Indeed, I’m wondering if the reason last week’s Dublin/Kildare/Meath water emergency was sorted so quickly was due to the fact it directly affected an Taoiseach Leo Varadkar’s own home and impacted on his Dublin West constituency? Hmmm, reality check here folks…methinks that as rural Roscommon appears to continue to fall victim to the values and the priorities of the big cities, that it’s clear favouritism and preferentialism are alive and well and possibly living in the Dáil!
Wishing Conor all the very best!
Last week I watched deadbeat walking, (sorry, that’s what I call Conor McGregor), announce his UFC comeback fight with, at the time of writing, an unnamed opponent. I have to say, despite the fact I’m a proud Dubliner, I for one won’t be cheering him on.

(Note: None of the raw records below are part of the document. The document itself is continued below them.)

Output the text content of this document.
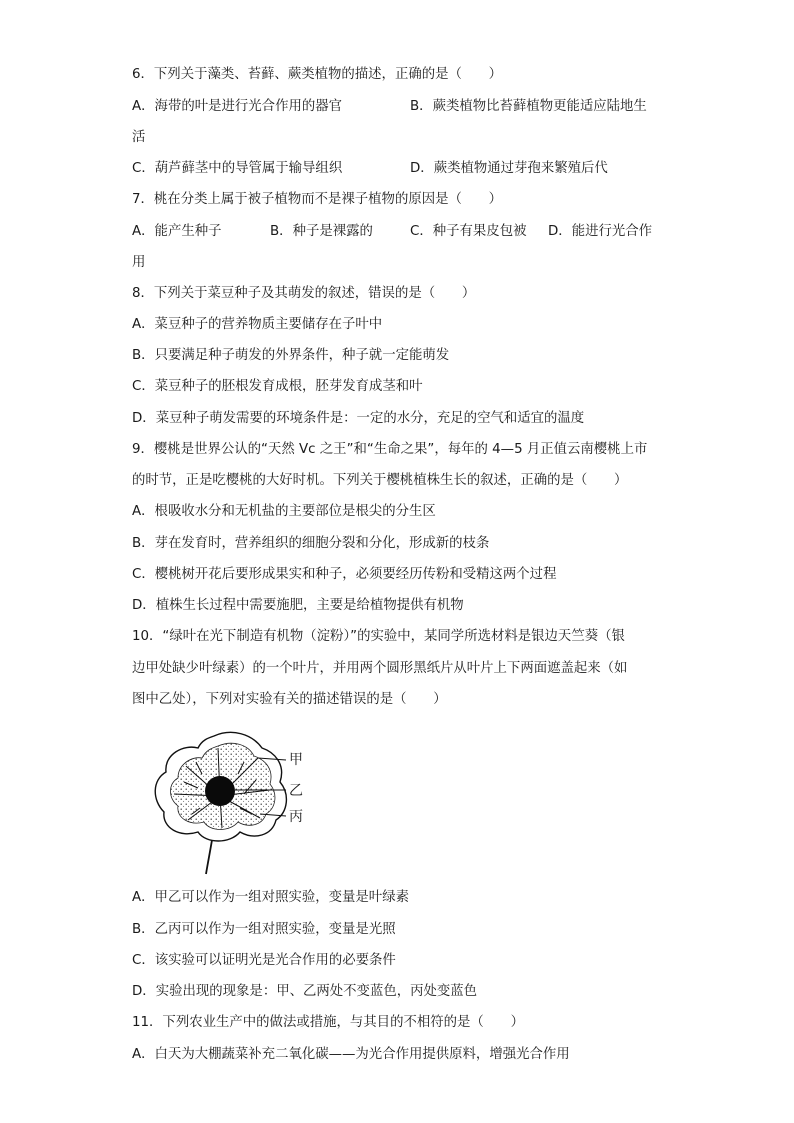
6．下列关于藻类、苔藓、蕨类植物的描述，正确的是（　　）
A．海带的叶是进行光合作用的器官	B．蕨类植物比苔藓植物更能适应陆地生
活
C．葫芦藓茎中的导管属于输导组织	D．蕨类植物通过芽孢来繁殖后代
7．桃在分类上属于被子植物而不是裸子植物的原因是（　　）
A．能产生种子	B．种子是裸露的	C．种子有果皮包被 D．能进行光合作
用
8．下列关于菜豆种子及其萌发的叙述，错误的是（　　）
A．菜豆种子的营养物质主要储存在子叶中
B．只要满足种子萌发的外界条件，种子就一定能萌发
C．菜豆种子的胚根发育成根，胚芽发育成茎和叶
D．菜豆种子萌发需要的环境条件是：一定的水分，充足的空气和适宜的温度
9．樱桃是世界公认的“天然 Vc 之王”和“生命之果”，每年的 4—5 月正值云南樱桃上市
的时节，正是吃樱桃的大好时机。下列关于樱桃植株生长的叙述，正确的是（　　）
A．根吸收水分和无机盐的主要部位是根尖的分生区
B．芽在发育时，营养组织的细胞分裂和分化，形成新的枝条
C．樱桃树开花后要形成果实和种子，必须要经历传粉和受精这两个过程
D．植株生长过程中需要施肥，主要是给植物提供有机物
10．“绿叶在光下制造有机物（淀粉）”的实验中，某同学所选材料是银边天竺葵（银
边甲处缺少叶绿素）的一个叶片，并用两个圆形黑纸片从叶片上下两面遮盖起来（如
图中乙处），下列对实验有关的描述错误的是（　　）
甲
乙
丙
A．甲乙可以作为一组对照实验，变量是叶绿素
B．乙丙可以作为一组对照实验，变量是光照
C．该实验可以证明光是光合作用的必要条件
D．实验出现的现象是：甲、乙两处不变蓝色，丙处变蓝色
11．下列农业生产中的做法或措施，与其目的不相符的是（　　）
A．白天为大棚蔬菜补充二氧化碳——为光合作用提供原料，增强光合作用
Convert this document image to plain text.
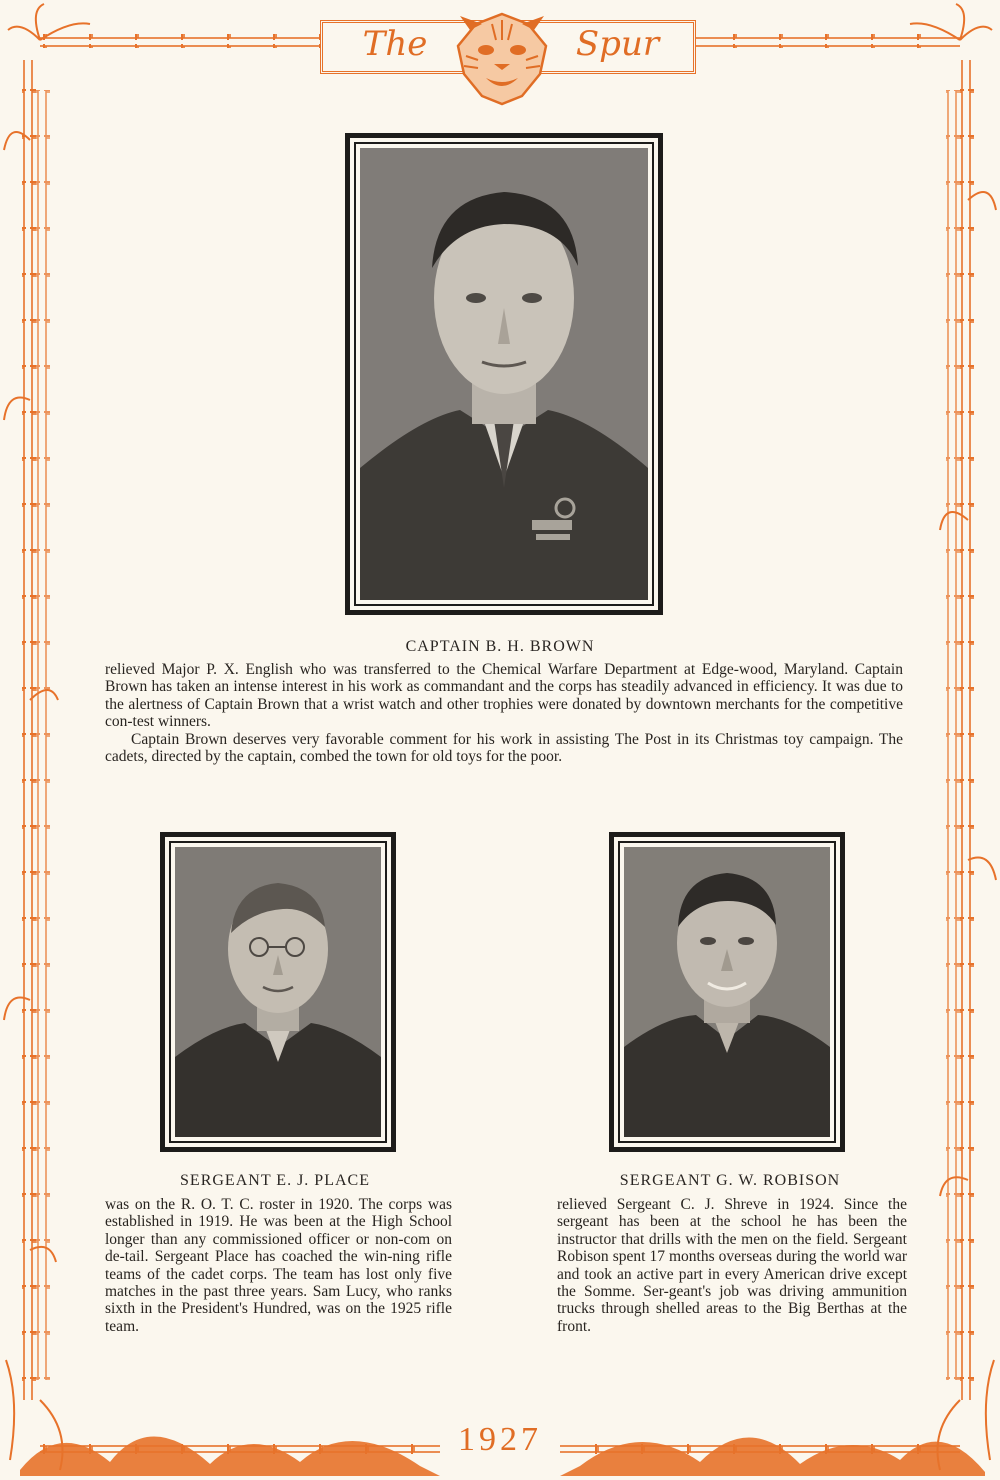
The	Spur
CAPTAIN B. H. BROWN

relieved Major P. X. English who was transferred to the Chemical Warfare Department at Edge-wood, Maryland. Captain Brown has taken an intense interest in his work as commandant and the corps has steadily advanced in efficiency. It was due to the alertness of Captain Brown that a wrist watch and other trophies were donated by downtown merchants for the competitive con-test winners.

Captain Brown deserves very favorable comment for his work in assisting The Post in its Christmas toy campaign. The cadets, directed by the captain, combed the town for old toys for the poor.

SERGEANT E. J. PLACE

was on the R. O. T. C. roster in 1920. The corps was established in 1919. He was been at the High School longer than any commissioned officer or non-com on de-tail. Sergeant Place has coached the win-ning rifle teams of the cadet corps. The team has lost only five matches in the past three years. Sam Lucy, who ranks sixth in the President's Hundred, was on the 1925 rifle team.

SERGEANT G. W. ROBISON

relieved Sergeant C. J. Shreve in 1924. Since the sergeant has been at the school he has been the instructor that drills with the men on the field. Sergeant Robison spent 17 months overseas during the world war and took an active part in every American drive except the Somme. Ser-geant's job was driving ammunition trucks through shelled areas to the Big Berthas at the front.

1927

In my opinion, given McGregor’s disgraceful pattern of behaviours, (or alleged disgraceful behaviours), this mouthpiece is, for me, not so much a sportsman, rather he serves as an insult to those of us who pride ourselves in coming from similar working class backgrounds.
Let me tell you folks that every time this bragger opens his cake-hole, I feel myself physically cringing and I’m concerned that his fans, who follow him like sheep, will not only believe his conduct and his er, capers, are acceptable, they’ll also believe they’re normal. Okay, McGregor is the epitome of the fairytale rags-to-riches story, and for that I applaud him. However, using a set of expletives to announce your Octagon comeback when young, impressionable sports fans are listening – saying “I do not give a f**k who the opponents is” – doesn’t so much make McGregor ‘Notorious,’, rather it makes him pitiful!
He’s arguably giving Dubliners a bad name too! Let me assure you that while every decent Dubliner who lives among you may be motivated to earn as much dosh as we can by working hard, it is not our aim to flaunt it as egomaniacally or as coarsely as we can. Nor is it our aim to offend as many people as we can.
Remember this, all you young up and coming sports stars; while carrying on like a mouthy degenerate and then draping our country’s flag over your shoulders may generate you a fan base, it will not generate you any real respect. However, as I’m a woman known for reaching multiple sarcasms, (er, that was sarcasms), I’ll finish by wishing Conor all the very best!